CAPSTONE Team Continues Work Towards Spacecraft Recovery

The CAPSTONE mission team is continuing to work towards recovery of the spacecraft orientation control. This work includes collecting information from the spacecraft, running simulations, and refining recovery plans. CAPSTONE is power positive – meaning it is generating more power from its solar panels than the spacecraft systems are using – and remains in a stable condition on track to the Moon.

Teams Prepare for Hurricane Arrival, Assess Artemis I Forward Plan

With the Artemis I Space Launch System rocket and Orion spacecraft safety in the Vehicle Assembly Building after rolling back from Launch Pad 39B Monday night, NASA continues to prioritize its employees as Hurricane Ian approaches the Kennedy Space Center area. 

As part of NASA’s hurricane preparedness protocol, a “ride out” team will remain in a safe location at Kennedy throughout the storm to monitor centerwide conditions. After the storm passes, they will conduct an assessment of facilities, property, and equipment. Once it is safe for additional employees to return to Kennedy, engineers will extend platforms to establish access to the rocket and spacecraft.  

Managers will review options on the extent of work that will be conducted in the VAB before returning to the launch pad or identifying the next opportunity for launch. Technicians will swap out batteries on the rocket’s flight termination system and retest the system prior to the next launch attempt. 

Assessment Underway on Electrical System in Vehicle Assembly Building

At approximately 11:45 a.m. today, a fire alarm was triggered in the Vehicle Assembly Building at NASA’s Kennedy Space Center in Florida. The notification came when an arc flash event occurred at a connector on an electrical panel in High Bay 3. A spark landed on a rope marking the boundary of the work area. The rope began to smolder, workers pulled the alarm, and employees evacuated the building safely.

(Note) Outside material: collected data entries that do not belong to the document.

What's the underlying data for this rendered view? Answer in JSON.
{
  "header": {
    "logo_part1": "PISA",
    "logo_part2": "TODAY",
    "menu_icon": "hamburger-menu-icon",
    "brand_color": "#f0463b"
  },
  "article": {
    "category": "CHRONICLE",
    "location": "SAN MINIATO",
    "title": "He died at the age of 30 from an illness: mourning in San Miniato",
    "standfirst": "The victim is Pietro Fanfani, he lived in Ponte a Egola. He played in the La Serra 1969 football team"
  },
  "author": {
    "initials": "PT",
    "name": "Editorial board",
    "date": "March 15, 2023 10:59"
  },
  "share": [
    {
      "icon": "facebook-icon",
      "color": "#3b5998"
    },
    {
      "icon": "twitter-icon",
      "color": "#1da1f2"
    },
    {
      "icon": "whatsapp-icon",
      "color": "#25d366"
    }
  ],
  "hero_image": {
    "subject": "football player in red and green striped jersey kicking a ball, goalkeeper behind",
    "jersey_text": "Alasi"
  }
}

The incident occurred on the third floor of F-tower at the Mobile Launcher power connection. Technicians shut down power to the panel, and the center’s emergency responders declared the VAB safe for employees to return to work. There were no reported injuries, and the Artemis I rocket and spacecraft were not at risk.

The Artemis I vehicle and mobile launcher entered High Bay 3 earlier this morning after rolling back from Launch Complex 39B in advance of Hurricane Ian, which is expected to bring sustained tropical storm force winds to Kennedy as early as Wednesday evening. Engineers and technicians are evaluating the cause.